Quite often against the background of oncoprocess in the ovary inflammatory process develops, then the woman has a characteristic pulling soreness, which is difficult to attribute to cancer.

This is why ovarian adenocarcinoma is most often detected when metastases penetrate the hepatic tissues, which is accompanied by abundant accumulations of fluid in the abdominal cavity and characteristic protrusion of the abdomen.

Diagnosis of a tumor

Diagnostic studies are of the utmost importance in the detection of a dangerous pathology. The correct approach allows you to accurately determine the type of oncology and choose the most effective method of therapy, which significantly improves the survival of patients.

Any diagnosis begins with a medical examination and anamnesis. Then, if there is a suspicion of oncology, the gynecologist sends the woman for additional studies like:

  • Ultrasound examination of low-tidal organs;
  • Magnetic resonance and computed tomography;
  • Biopsies of tumor tissues, etc.

An important role is given to the detection of oncomarkers, although their specificity is not very high, therefore, analysis of the research of materials obtained by biopsy is considered as the most informative for today.

Therapy of pathology

The therapeutic approach is based on various nuances like the stage of the tumor process, its type and the general condition of the patient. Most often used methods of chemotherapy and surgical intervention.

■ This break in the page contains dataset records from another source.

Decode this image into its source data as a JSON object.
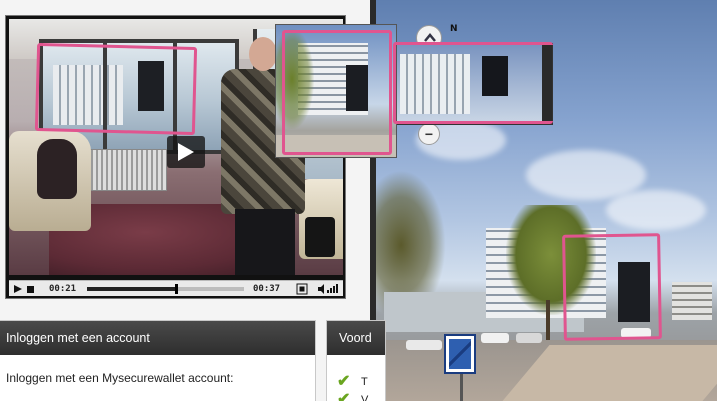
{
  "player": {
    "time_current": "00:21",
    "time_total": "00:37",
    "progress_fraction": 0.568
  },
  "streetview": {
    "compass_label": "N",
    "zoom_out_label": "−"
  },
  "login": {
    "header": "Inloggen met een account",
    "body": "Inloggen met een Mysecurewallet account:"
  },
  "voor": {
    "header": "Voord",
    "item_1": "T",
    "item_2": "V"
  },
  "colors": {
    "highlight": "#e0558f",
    "check_green": "#6aa520",
    "panel_header": "#3a3a3a"
  }
}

In early detection, treatment is usually based on local removal of the primary tumor site, although more often the tumor is still removed along with the affected ovary.

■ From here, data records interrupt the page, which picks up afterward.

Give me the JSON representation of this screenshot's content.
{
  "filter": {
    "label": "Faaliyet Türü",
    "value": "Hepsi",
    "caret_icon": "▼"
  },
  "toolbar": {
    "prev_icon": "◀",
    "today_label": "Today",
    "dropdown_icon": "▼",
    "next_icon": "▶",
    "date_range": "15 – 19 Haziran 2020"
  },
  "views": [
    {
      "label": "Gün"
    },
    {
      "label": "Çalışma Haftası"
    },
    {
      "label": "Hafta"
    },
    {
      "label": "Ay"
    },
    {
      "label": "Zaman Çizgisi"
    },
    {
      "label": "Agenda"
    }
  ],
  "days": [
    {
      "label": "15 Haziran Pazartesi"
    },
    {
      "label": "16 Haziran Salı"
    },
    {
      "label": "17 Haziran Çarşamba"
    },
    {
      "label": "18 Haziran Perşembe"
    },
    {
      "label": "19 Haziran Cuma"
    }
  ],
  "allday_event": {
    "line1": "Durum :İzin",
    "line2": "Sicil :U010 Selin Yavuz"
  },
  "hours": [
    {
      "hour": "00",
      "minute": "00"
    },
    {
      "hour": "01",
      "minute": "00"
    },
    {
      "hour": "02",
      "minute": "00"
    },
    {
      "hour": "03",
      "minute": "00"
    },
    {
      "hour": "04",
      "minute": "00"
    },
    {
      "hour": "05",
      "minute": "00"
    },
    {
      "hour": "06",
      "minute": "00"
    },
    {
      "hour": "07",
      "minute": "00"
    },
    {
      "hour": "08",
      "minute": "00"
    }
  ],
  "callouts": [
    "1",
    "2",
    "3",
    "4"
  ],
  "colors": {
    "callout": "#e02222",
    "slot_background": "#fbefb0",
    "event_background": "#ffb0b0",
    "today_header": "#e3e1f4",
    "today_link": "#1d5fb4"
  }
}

In some cases, this technique is used as the main treatment( for example, when the operation is contraindicated).Usually, chemotherapy is based on the use of cytostatic medications that have antitumor activity.

At the end of the treatment the patient is under the constant supervision of the oncologist, in order to prevent a relapse and to undergo additional treatment in a timely manner.

Survival prognosis

Probability of survival at for ovarian cancer decreases with increasing stage of the tumor process.

A favorable outcome can be expected only when the therapy was performed correctly and in the first stage of the tumor process. At detection:

  • At the initial stage, the chances of survival are about 90%;
  • In the second stage - about 60%;
  • In the presence of metastases, only 10-16% of women survive.

For work, the forecasts are mostly favorable, because the absence of organs of the reproductive system does not affect the ability to work physically.

Avoid ovarian adenocarcinoma can:

  • Having abandoned unhealthy habits and consumption of foods with preservatives and carcinogenic additives;
  • Controlling weight;
  • Living in an environmentally friendly area.

In addition, it is necessary to treat any "female" pathologies in a qualified manner, carrying out medical appointments, and not to heal them by domestic methods, exposing themselves to unjustified risk.